Дружина вышла наконец из тесноты улиц на широкую площадь, над которой возвышалась вторая, внутренняя крепость – детинец, за стенами которой виднелись маковки крыш княжьего терема. На этой площади обычно собиралось городское вече, а сейчас гудел торг и звучала самая разная речь. Из истории Сашка не помнил, чтобы торг в Белоозере был особенно богат. Но местные утверждали, что здешнее торжище – второе после Новгородского на всем Севере. Не зря, мол, на арабском пути сидим! Здесь торговали не только словене и весь, но и меря и биармы. Важно шествовали урманские гости, темнолицые хазары демонстрировали стати быстроногих степных коней, арабские купцы разворачивали полотнища разноцветных тканей, звенели булатными клинками и доспехами, кричали, зазывали, хвалились.
Савинов сказал себе, что обязательно заглянет сюда.
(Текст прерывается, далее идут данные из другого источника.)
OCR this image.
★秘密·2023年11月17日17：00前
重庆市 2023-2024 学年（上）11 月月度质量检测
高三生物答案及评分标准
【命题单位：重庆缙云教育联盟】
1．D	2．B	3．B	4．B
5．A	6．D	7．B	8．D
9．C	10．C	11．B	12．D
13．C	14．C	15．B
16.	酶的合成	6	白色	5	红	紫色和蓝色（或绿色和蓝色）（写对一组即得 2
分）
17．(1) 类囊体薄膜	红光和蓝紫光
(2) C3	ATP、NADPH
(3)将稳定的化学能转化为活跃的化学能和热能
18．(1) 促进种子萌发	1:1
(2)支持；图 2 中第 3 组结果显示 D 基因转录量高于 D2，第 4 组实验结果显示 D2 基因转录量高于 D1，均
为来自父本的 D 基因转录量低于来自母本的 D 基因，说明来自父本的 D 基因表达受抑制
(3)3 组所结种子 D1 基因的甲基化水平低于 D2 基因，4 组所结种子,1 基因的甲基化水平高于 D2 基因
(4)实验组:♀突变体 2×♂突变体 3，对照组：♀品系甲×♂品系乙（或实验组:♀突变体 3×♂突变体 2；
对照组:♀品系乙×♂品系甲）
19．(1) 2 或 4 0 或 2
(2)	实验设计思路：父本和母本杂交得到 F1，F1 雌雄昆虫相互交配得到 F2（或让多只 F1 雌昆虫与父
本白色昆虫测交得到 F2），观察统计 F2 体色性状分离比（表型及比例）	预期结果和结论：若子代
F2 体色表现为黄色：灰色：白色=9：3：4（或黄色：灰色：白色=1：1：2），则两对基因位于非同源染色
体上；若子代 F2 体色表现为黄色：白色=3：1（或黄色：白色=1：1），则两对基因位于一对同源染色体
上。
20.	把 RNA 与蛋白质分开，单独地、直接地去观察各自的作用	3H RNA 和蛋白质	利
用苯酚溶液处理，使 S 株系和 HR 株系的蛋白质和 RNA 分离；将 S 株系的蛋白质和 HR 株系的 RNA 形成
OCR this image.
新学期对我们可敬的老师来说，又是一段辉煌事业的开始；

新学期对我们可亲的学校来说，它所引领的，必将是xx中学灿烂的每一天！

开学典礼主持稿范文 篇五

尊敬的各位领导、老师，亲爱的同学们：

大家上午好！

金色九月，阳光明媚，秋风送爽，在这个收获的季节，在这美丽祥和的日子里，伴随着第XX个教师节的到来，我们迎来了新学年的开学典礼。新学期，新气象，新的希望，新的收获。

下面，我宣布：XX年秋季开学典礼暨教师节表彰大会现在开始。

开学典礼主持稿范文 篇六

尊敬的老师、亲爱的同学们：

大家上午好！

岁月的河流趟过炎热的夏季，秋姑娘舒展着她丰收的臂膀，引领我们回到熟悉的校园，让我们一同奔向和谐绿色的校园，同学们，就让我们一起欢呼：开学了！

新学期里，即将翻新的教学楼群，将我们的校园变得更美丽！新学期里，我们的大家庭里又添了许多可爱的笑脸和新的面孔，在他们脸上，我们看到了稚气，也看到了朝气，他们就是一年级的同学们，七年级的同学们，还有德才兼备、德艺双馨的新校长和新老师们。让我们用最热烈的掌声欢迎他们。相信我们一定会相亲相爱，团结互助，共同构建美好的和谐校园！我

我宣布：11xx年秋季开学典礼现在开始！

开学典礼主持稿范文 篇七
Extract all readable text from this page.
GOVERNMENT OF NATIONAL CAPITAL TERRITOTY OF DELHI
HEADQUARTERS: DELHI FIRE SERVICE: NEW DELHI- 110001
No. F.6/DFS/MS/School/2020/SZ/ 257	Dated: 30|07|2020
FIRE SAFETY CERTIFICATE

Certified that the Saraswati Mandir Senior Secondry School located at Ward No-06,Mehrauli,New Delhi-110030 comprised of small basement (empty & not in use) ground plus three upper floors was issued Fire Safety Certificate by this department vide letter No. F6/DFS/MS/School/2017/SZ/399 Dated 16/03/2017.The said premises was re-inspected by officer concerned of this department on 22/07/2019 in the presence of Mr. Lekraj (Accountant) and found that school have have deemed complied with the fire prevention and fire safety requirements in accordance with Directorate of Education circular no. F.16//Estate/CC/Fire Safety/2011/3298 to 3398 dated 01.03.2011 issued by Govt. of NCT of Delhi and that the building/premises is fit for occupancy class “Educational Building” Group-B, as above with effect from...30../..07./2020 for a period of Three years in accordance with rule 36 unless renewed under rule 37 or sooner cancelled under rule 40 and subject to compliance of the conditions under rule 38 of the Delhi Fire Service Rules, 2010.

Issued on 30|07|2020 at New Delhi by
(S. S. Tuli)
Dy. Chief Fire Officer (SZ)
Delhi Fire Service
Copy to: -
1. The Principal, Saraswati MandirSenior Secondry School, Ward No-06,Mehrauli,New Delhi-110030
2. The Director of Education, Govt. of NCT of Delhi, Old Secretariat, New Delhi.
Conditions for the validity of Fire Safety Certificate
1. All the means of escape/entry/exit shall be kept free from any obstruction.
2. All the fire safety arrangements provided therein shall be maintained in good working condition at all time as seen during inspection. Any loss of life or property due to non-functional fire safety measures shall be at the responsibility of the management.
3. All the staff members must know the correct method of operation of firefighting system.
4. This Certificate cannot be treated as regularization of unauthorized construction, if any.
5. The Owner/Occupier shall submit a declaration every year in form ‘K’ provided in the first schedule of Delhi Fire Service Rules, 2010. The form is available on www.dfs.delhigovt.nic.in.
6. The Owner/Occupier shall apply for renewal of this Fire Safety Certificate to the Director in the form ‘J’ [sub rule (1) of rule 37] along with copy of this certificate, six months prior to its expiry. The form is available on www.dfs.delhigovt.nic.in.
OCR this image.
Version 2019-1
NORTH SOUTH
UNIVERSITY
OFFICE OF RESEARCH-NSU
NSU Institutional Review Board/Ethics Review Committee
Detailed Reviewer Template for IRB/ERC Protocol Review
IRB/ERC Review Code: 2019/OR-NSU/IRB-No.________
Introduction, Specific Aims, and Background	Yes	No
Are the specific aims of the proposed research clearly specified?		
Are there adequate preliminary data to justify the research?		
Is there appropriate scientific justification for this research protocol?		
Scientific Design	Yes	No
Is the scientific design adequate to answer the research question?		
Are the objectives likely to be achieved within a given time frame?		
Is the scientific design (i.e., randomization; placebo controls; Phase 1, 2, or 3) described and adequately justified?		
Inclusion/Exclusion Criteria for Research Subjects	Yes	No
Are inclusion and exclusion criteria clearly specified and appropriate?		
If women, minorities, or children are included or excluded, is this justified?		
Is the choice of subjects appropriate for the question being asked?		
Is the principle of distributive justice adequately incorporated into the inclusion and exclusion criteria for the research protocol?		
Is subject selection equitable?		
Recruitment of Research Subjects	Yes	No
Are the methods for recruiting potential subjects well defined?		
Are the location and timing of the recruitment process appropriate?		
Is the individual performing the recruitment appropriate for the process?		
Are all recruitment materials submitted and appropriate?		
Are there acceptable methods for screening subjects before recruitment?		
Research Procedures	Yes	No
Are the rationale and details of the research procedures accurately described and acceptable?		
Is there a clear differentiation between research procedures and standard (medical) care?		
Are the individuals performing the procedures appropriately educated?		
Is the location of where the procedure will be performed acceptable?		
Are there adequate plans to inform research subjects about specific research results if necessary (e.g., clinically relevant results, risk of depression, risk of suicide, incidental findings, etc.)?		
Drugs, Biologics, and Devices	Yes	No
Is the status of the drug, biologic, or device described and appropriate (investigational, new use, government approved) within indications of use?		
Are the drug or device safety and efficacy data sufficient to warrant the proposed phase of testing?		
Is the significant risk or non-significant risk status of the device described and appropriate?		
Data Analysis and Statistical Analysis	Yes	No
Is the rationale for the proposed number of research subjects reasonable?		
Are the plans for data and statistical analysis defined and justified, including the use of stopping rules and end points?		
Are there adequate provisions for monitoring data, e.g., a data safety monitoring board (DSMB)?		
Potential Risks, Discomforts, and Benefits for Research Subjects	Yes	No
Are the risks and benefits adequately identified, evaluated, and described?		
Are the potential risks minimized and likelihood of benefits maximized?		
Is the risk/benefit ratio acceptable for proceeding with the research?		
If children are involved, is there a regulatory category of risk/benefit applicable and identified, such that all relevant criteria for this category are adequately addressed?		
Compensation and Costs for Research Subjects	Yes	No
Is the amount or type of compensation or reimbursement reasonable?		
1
Из добычи на его долю пришлась немалая толика, и он мог позволить себе приобрести коня и снаряжение, да и другие вещи не помешают. Бумага, например. Он знал, что пишут здесь на пергаменте, а повседневные записи – так и на бересте делают, но если арабы везут сюда товары с востока, то, может, и бумагу какой купец прихватил, да и кисти. Рисовать хотелось безумно. Сашка, конечно, особенным художником не был, рисовал любительски. Но глиф[83] на щите, который он сделал сам, воины обсуждали до сих пор. По совету Хагена он довольно натуралистично изобразил там вставшего на дыбы бурого медведя, держащего в лапах щит и меч. Медвежьим щитом на рисунке служил металлический умбон – бляха, защищающая центр оружия и руку, держащую его. Вкруг шел плетеный узор из растений и неведомых зверей, в котором Савинов смешал кельтские, скандинавские и славянские мотивы…
Жил он пока в дружинном доме у князя, но тот обещал вскорости выстроить ему двор. «Ты бы себе хозяйку завел, что ли, – сказал Сашке Храбр. – А то пустовато будет в новом-то доме. Вот скоро Перунов день,[84] гуляния, – там и смотри в оба!» Сашка шутливо пообещал, что смотреть будет обязательно и даже потрогает.